Antigen stored in dendritic cells after macropinocytosis is released unprocessed from late endosomes to target B cells.

B lymphocytes can be triggered in lymph nodes by nonopsonized antigens (Ag), potentially in their native form. However, the mechanisms that promote encounter of B lymphocytes with unprocessed antigens in lymph nodes are still elusive. We show here that antigens are detected in B cells in the draining lymph nodes of mice injected with live, but not fixed, dendritic cells (DCs) loaded with antigens. This highlights active processes in DCs to promote Ag transfer to B lymphocytes. In addition, antigen-loaded DCs found in the draining lymph node were CD103+. Using 3 different model Ag, we then show that immature DCs efficiently take up Ag by macropinocytosis and store the internalized material in late endocytic compartments.
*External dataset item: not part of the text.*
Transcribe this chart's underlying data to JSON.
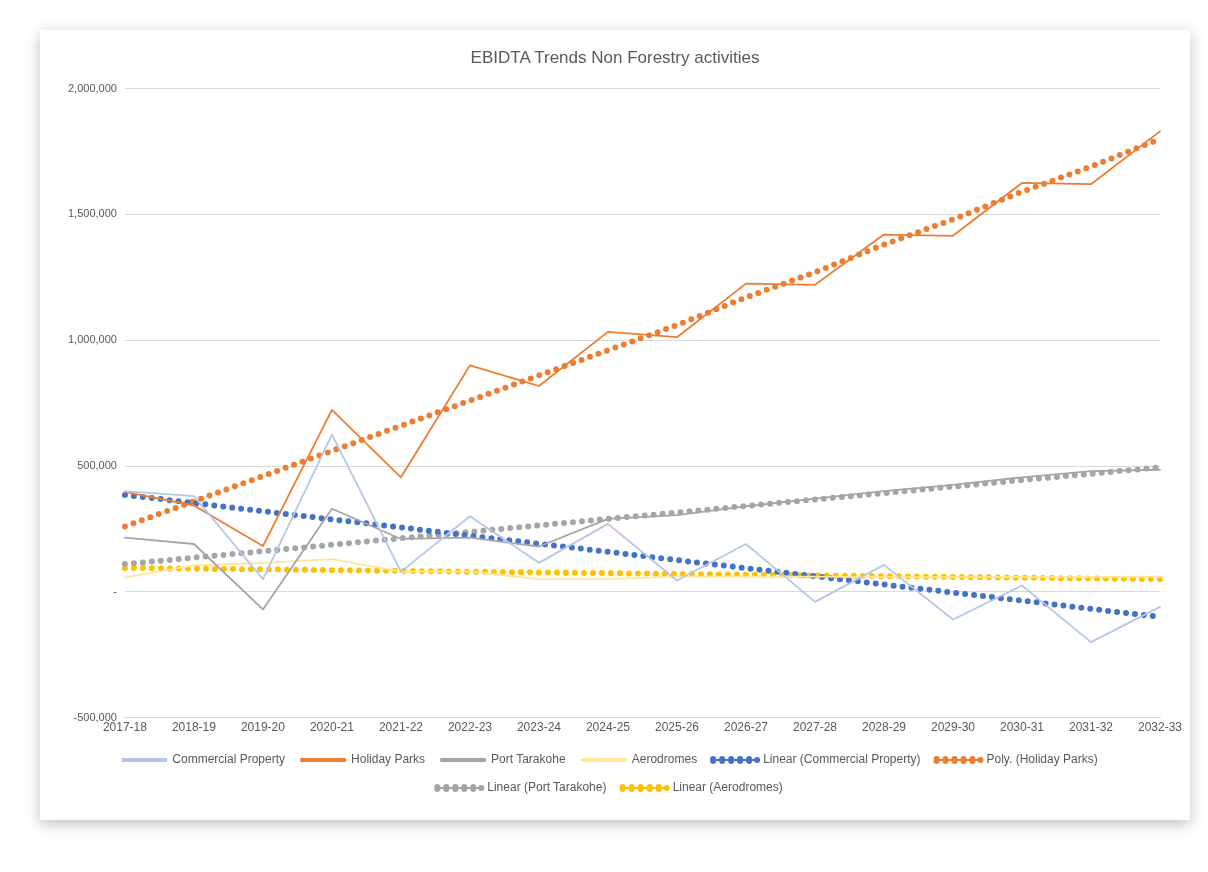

We find that DCs have a unique ability to release antigens from these compartments in the extracellular medium, which is controlled by Rab27. B cells take up the regurgitated Ag and the chemokine CXCL13, essential to attract B cells in lymph nodes, enhances this transfer. Our results reveal a unique property of DCs to regurgitate unprocessed Ag that could play an important role in B-cell activation.